Анна резко остановилась посреди комнаты, посмотрела на себя со стороны и почувствовала, как вновь возвращается к ней та железная одержимость. Погрузившись в воспоминания, она опять забыла или отодвинула в сторону… как бы назвать это? Домашние горести. Возможно, то были мелочи, легкие порезы, отдавленные мозоли по сравнению с политикой, и все же они добавлялись к общему бремени. Да, именно так: мелочи суммировались, и теперь пришлось иметь дело с итогом.
Вопреки своему обещанию утром мать ничего не рассказала Анне: ей было дурно, мучили сильные боли. Анна сменила повязку, прикрывающую мертвенно-бледный послеоперационный шов. Пришлось дать матери таблетки, и она поплыла через медлительный, знойный день на облаке морфина. Так же точно прошел и следующий день. Анна вызвала врача. Тот осмотрел шов, заглянул в потускневшие глаза пациентки, попытался добиться от нее связных ответов, но в этом не преуспел и ушел, предупредив на прощание: если состояние не улучшится, придется перевести ее в больницу.
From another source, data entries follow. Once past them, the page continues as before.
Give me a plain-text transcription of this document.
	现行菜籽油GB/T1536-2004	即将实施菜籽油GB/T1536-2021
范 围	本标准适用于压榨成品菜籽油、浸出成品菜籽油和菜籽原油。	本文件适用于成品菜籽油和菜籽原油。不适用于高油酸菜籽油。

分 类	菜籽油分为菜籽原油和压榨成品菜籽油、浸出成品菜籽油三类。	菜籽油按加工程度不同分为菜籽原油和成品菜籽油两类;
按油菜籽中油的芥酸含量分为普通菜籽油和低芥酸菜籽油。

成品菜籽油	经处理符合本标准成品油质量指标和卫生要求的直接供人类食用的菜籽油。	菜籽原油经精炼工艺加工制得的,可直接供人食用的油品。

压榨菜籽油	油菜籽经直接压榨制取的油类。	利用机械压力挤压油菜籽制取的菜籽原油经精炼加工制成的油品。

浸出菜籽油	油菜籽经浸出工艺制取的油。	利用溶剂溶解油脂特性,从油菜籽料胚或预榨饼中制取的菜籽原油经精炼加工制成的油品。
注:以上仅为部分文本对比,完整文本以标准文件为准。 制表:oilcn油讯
Последние слова каким-то образом проникли в сознание больной женщины, и прежняя сила воли вернулась к ней. На третье утро она проспала допоздна, а проснувшись, отказалась от морфина.
Тем временем яркие солнечные денечки заволокло глухой серой пеленой. Вместо бодрящего тепла надвигающаяся гроза ощутимо давила снаружи на окна. Мать что-то поклевала за ланчем и пролистала газету. Анна перешла с чаем к ней в спальню, устроилось лицом к окну, закинув ноги на подоконник. Мать обливалась потом, обтирала лицо влажной тряпкой.
— Так бывало в Индии перед муссонами. Чем дольше задерживался сезон дождей, тем беспощадней палила жара. Все уезжали на север, в Кашмире были дома на воде, дома-лодочки. Но мы, миссионеры, не уезжали. Жуткая жара, — произнесла она почти свирепо.
— Как в Анголе.
— Это не место для таких женщин, как мы с тобой. На улицах Бомбея люди так и мерли. Просто падали, осыпались, как старая ветошь.
— А запах! — подхватила Анна.
— Не думаю, что я могла бы жить посреди этого неумолимого распада.
— Ты о чем?
— Не могла бы остаться в Индии.
— А ты бы хотела?
— Нет, — подумав, ответила мать, — нет, не хотела бы. Да и не могла.
— Почему? — настаивала Анна, почуяв, что главная тайна где-то близко.
Мать неподвижно смотрела на собственные ноги, укрытые одеялом.
— Подай-ка мне ту коробку с туалетного столика, — распорядилась она.
Красная деревянная коробка, на крышке вырезаны стилизованные фигуры мужчины и женщины. Индийская поделка. Мать открыла шкатулку, высыпала на кровать свои украшения.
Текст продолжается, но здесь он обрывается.